Camostat, nafamostat, and bromhexine are inhibitors of the transmembrane serine protease TMPRSS2. The inhibition of TMPRSS2 has been shown to prevent the viral infection of severe acute respiratory syndrome coronavirus 2 (SARS-CoV-2) and other viruses. However, while camostat and nafamostat inhibit TMPRSS2 by forming a covalent adduct, the mode of action of bromhexine remains unclear. TMPRSS2 is autocatalytically activated from its inactive form, zymogen, through a proteolytic cleavage that promotes the binding of Ile256 to a putative allosteric pocket (A-pocket). Computer simulations, reported here, indicate that Ile256 binding induces a conformational change in the catalytic site, thus providing the atomistic rationale to the activation process of the enzyme.
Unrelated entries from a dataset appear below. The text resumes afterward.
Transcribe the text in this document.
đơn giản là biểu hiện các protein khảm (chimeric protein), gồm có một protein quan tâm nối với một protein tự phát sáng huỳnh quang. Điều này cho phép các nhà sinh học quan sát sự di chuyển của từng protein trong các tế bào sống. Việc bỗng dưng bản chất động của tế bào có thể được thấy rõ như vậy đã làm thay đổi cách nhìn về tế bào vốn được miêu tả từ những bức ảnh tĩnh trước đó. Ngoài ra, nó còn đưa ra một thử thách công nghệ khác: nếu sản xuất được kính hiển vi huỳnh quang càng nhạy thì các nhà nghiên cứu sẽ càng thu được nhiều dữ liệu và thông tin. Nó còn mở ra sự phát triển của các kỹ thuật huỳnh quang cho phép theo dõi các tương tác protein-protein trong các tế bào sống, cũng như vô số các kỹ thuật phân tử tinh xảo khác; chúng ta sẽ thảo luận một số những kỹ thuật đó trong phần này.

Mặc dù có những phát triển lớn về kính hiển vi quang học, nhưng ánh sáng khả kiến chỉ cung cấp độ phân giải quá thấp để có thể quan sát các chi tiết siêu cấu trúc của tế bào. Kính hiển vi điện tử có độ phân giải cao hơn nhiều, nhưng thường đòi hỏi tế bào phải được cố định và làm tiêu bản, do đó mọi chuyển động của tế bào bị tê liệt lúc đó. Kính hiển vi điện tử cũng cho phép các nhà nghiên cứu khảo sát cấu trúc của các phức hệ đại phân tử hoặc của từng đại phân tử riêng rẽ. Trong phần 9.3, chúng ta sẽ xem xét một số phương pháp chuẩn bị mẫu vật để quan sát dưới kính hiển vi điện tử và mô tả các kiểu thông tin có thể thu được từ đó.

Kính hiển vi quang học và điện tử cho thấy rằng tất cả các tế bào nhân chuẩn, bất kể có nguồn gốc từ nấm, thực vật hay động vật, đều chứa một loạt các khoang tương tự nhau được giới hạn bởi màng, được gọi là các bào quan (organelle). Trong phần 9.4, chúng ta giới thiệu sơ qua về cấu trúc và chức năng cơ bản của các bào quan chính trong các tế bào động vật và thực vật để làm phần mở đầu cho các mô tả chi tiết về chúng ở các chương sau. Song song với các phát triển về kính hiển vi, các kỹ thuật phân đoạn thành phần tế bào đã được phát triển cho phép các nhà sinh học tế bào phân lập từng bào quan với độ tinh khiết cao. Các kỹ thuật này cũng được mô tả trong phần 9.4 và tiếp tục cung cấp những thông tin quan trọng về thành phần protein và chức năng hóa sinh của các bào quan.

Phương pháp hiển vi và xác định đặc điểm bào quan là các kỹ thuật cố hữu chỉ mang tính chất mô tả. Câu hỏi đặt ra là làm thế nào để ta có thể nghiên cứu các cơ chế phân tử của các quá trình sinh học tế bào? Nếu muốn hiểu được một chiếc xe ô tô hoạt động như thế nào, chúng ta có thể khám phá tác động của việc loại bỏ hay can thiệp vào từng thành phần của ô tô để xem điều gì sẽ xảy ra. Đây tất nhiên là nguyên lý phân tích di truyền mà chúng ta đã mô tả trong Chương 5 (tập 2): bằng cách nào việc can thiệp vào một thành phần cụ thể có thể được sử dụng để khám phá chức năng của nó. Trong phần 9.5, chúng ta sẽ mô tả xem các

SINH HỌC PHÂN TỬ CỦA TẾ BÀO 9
Furthermore, computational docking and molecular dynamics simulations indicate that bromhexine competes with the N-terminal Ile256 for the same binding site, making it a potential allosteric inhibitor. Taken together, these findings provide the atomistic basis for the development of more selective and potent TMPRSS2 inhibitors.

Automated summary

The inhibitors camostat, nafamostat, and bromhexine target the transmembrane serine protease TMPRSS2 to prevent viral infections. Computational simulations reveal that binding of Ile256 induces a conformational change in the catalytic site of TMPRSS2, providing a rationale for enzyme activation. Furthermore, bromhexine competes with Ile256 for the binding site, suggesting its potential as an allosteric inhibitor of TMPRSS2.